VernacularTitle:阳春砂实时荧光定量PCR内参基因的筛选
Author: Anmin YU ; Huan WANG ; Xueying HE ; Ke DENG ; Ruoting ZHAN ; Jinfen YANG
Publication Type:Journal Article
Keywords: Amomum villousm Lour.; Fluorescence quantitative PCR; Reference genes; Gene expression; Fruits
From: Journal of Guangzhou University of Traditional Chinese Medicine 2014;(5):814-820
CountryChina
Language:Chinese
Abstract: Objective To identify the reliable reference genes for gene expression analysis of the pericarp and seed of Amomum villosum Lour. by using real-time fluorescence quantitative polymerase chain reaction ( qRT-PCR). Methods Using the fruits ( separated into peels and seeds) of A. villosum at three different developmental periods as the experimental material, 5 candidate reference genes (β-actin, EF-1α, GAPDH, PGK, TUA) with steady expression were screened out by the high throughout sequencing of transcriptome and expression profile data.
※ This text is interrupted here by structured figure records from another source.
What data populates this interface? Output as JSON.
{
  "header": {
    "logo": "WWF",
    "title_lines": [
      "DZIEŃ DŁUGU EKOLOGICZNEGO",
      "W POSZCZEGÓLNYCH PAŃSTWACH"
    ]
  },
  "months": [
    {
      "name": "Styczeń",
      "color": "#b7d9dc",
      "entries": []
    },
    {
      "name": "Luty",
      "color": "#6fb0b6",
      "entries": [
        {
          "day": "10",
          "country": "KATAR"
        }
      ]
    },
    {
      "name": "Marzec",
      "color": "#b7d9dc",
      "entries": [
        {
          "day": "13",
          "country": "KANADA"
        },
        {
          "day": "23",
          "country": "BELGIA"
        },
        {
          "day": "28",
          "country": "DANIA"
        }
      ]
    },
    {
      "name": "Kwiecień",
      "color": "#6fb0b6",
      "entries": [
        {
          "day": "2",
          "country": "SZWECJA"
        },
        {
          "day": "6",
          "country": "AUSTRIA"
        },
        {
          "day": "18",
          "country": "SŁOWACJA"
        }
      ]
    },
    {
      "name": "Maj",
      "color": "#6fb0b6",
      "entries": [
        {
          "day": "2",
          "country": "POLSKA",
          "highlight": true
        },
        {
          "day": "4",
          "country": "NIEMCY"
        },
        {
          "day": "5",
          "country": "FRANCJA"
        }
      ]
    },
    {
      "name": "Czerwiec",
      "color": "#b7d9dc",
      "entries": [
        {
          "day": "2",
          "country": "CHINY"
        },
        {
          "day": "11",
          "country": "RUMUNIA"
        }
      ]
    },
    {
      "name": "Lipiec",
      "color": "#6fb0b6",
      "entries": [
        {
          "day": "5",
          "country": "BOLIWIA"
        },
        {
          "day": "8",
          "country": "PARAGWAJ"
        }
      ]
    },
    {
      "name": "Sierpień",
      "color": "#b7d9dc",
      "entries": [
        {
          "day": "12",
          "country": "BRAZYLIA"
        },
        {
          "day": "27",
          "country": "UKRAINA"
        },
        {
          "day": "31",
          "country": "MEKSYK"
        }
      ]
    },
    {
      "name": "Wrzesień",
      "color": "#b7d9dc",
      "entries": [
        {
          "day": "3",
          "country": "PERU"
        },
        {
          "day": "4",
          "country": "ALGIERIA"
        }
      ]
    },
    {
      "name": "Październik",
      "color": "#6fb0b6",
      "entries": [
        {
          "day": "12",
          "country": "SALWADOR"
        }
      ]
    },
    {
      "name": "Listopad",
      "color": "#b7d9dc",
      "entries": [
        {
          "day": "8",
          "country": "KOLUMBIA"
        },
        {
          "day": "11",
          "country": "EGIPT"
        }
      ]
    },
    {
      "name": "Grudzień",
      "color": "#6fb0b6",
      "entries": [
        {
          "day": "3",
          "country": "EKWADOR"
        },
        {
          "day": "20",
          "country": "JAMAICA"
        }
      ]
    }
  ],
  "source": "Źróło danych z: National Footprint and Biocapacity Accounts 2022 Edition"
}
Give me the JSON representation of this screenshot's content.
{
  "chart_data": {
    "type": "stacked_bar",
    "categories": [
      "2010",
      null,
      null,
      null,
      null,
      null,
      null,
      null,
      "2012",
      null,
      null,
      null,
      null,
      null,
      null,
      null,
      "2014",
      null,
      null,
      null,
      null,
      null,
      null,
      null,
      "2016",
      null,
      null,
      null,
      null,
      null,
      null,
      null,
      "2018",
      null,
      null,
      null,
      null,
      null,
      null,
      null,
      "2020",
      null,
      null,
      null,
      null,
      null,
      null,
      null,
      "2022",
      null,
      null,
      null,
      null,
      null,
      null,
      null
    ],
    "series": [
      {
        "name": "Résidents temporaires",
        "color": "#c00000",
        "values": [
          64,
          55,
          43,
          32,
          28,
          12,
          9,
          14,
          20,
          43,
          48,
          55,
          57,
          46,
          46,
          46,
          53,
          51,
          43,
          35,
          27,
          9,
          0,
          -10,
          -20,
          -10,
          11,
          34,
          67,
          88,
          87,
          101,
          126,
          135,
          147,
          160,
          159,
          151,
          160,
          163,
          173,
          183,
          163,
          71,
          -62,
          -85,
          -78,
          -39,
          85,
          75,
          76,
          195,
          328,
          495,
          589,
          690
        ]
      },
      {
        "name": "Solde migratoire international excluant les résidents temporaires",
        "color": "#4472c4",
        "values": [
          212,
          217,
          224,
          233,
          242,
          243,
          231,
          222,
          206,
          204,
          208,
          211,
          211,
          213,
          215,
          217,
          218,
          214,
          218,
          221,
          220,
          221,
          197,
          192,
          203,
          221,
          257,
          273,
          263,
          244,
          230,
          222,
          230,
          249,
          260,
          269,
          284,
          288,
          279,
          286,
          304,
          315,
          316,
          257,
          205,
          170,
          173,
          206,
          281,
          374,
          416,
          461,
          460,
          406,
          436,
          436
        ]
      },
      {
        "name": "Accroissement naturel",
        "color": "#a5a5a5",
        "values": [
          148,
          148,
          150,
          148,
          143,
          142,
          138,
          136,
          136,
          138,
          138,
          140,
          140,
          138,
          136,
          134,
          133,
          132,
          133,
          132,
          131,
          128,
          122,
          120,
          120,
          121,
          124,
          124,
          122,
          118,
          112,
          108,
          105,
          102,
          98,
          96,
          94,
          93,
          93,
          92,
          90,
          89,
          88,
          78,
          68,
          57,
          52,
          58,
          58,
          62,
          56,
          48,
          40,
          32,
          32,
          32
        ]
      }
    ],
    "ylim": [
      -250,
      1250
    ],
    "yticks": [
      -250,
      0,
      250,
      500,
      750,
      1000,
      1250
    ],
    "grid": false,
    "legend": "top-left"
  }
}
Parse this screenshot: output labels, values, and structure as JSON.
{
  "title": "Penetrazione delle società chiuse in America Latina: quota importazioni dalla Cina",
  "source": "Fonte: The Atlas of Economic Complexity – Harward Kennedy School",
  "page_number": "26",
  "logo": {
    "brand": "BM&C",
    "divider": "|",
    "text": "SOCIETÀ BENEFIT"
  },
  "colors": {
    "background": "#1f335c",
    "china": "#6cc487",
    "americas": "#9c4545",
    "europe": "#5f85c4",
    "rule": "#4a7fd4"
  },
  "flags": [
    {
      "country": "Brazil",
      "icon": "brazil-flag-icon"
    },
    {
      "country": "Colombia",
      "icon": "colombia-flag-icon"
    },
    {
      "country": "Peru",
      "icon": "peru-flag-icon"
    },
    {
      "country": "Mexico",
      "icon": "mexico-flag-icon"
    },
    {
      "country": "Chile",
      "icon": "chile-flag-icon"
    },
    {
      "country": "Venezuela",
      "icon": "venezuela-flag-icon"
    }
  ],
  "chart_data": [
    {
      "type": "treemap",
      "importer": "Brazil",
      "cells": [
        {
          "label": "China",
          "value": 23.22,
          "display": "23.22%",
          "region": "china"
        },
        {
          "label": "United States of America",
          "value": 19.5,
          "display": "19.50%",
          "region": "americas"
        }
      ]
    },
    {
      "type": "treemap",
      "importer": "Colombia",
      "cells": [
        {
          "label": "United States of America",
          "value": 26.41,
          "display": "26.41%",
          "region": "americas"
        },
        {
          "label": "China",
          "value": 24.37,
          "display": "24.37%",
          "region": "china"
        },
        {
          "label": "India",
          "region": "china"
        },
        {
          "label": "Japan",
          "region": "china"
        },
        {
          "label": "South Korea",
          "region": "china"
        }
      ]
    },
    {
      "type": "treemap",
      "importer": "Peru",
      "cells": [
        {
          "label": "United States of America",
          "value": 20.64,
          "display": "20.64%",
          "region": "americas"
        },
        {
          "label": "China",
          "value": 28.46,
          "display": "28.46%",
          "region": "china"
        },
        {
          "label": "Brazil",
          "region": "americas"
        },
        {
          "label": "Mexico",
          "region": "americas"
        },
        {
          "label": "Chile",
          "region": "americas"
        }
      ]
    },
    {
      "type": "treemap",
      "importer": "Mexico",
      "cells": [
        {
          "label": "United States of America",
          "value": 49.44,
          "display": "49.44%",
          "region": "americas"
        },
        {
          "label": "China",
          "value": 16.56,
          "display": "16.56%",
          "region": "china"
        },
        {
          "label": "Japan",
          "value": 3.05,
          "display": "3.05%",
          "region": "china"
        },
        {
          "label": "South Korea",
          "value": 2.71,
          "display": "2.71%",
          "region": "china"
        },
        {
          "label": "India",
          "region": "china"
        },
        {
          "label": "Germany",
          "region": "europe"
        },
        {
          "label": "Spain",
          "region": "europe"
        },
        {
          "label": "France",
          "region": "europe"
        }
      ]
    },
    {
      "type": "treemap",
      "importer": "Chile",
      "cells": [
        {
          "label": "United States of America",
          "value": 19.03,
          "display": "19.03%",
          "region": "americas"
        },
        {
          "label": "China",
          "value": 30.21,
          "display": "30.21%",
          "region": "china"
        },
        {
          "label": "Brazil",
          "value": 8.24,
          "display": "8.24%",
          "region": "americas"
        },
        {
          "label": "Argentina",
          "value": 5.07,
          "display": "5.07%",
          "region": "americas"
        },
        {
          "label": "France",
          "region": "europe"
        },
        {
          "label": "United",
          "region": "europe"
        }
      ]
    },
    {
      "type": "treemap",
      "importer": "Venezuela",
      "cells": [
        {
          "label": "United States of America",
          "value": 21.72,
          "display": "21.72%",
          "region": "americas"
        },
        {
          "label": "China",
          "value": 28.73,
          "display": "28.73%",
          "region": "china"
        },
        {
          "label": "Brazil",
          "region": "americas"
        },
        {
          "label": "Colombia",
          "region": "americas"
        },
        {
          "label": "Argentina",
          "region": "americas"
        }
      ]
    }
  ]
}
The qRT-PCR technique was applied to study the expression levels of 5 candidate reference genes in different samples. The stability of the candidate reference genes were evaluated by GeNorm and NormFinder software. Results The 5 reference genes had different stabilities in the pericarp and seed of A. villosum Lour. at different development periods . The order of the steadiness of reference genes showed by GeNorm was EF-1α = TUA>PGK>GAPDH>β-actin. The results of NormFinder revealed that EF-1α was the most stable, followed by TUA, and the order of the other three genes was as same as the results of GeNorm. Conclusion EF-1αand TUA could be used as double reference genes for the normalization of gene expression in A. villosum fruits at different developmental periods by using qRT-PCR.